How many examples for each character?
What are the dimensions of the input and target matrices?
Are the summary statistics of the training and test subsets sufficiently similar?
How many input, hidden and output nodes?
What values of hidden nodes did you try ?
How many random weight initializations for each value ?
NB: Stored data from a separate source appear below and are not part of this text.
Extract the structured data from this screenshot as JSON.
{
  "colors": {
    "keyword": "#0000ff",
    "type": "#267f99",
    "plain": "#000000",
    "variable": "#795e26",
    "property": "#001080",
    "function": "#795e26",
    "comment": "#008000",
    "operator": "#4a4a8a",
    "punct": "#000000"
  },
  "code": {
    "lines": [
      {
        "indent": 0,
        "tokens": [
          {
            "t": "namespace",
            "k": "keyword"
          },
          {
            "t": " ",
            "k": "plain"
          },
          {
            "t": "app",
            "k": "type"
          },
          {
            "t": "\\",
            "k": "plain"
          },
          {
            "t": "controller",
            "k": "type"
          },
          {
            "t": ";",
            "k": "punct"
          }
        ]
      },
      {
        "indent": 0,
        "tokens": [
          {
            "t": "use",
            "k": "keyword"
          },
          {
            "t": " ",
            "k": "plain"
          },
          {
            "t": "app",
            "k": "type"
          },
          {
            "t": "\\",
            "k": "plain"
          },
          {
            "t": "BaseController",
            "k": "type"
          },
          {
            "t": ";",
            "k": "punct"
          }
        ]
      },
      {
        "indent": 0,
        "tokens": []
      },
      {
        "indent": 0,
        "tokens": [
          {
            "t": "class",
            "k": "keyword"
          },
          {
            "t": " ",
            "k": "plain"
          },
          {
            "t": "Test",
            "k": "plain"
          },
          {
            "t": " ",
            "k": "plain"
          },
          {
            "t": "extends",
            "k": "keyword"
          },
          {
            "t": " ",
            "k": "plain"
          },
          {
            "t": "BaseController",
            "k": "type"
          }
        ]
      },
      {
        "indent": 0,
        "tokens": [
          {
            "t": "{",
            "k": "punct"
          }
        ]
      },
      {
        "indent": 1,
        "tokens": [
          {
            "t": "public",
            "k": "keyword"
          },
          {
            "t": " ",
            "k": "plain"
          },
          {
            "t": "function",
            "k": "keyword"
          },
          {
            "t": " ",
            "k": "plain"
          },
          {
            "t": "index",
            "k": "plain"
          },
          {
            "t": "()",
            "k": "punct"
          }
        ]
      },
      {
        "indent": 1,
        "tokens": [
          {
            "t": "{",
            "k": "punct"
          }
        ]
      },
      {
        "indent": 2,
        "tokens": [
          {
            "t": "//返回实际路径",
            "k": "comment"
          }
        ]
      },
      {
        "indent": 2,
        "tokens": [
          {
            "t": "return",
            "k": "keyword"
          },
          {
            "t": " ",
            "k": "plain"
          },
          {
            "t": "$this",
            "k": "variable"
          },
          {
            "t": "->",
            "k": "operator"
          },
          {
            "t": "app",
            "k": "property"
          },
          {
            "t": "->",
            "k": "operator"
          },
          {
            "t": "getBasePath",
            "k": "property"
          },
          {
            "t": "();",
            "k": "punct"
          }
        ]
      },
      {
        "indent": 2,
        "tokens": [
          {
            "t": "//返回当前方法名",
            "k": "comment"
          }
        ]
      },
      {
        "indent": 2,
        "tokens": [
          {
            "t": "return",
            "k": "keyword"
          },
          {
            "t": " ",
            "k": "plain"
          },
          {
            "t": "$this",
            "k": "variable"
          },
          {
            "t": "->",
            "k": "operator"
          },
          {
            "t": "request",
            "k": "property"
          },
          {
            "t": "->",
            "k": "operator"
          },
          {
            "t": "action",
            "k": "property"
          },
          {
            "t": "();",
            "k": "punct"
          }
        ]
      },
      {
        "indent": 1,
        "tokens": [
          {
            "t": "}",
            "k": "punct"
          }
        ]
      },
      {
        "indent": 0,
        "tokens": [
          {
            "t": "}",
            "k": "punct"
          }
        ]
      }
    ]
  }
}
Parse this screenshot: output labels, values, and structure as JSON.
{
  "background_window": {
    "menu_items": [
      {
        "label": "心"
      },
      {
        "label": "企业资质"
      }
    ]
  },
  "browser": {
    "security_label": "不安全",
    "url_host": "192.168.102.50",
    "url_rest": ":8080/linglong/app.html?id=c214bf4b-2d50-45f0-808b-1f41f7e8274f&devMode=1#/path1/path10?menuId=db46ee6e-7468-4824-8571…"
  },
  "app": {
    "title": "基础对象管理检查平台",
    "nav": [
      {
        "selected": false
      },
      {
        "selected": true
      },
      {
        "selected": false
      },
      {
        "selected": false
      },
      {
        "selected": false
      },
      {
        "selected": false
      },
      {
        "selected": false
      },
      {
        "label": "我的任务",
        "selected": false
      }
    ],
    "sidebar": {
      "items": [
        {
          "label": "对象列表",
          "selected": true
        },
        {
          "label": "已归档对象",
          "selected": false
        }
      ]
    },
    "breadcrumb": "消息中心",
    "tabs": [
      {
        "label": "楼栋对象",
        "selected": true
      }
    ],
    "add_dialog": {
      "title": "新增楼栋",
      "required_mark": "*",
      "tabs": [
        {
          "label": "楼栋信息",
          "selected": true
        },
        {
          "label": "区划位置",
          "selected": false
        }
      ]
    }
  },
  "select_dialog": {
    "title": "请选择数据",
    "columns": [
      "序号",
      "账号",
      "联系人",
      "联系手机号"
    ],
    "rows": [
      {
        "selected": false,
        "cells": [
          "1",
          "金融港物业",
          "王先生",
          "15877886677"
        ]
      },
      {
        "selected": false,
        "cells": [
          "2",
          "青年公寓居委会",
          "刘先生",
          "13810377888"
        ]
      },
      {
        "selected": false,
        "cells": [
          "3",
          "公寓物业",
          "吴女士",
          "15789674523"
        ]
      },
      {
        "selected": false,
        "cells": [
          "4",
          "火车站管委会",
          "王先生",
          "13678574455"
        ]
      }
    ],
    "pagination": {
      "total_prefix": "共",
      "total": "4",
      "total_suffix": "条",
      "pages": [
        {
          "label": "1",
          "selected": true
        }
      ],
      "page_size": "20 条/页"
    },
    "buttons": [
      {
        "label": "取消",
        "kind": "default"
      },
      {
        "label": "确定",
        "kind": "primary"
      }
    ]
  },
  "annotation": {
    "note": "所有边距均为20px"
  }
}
Although trainbr should mitigate the effect of using more hidden nodes than are needed, you still need many trials to establish sufficient confidence intervals.
Hope this helps.
Thank you for formally accepting my answer
Greg
  6 Comments
Anitha
Anitha on 16 Mar 2014
Edited: Anitha on 16 Mar 2014
I have done the code as you said with multiple designs.Now i am getting good results. After running 10 trials, i get best test set performance in trial 8. Now i want to train my final neural network with the parameters of this trial 8. But the problem is that, I have saved the rng state but when I use the same state for traing my net again, I get different results. This is my code.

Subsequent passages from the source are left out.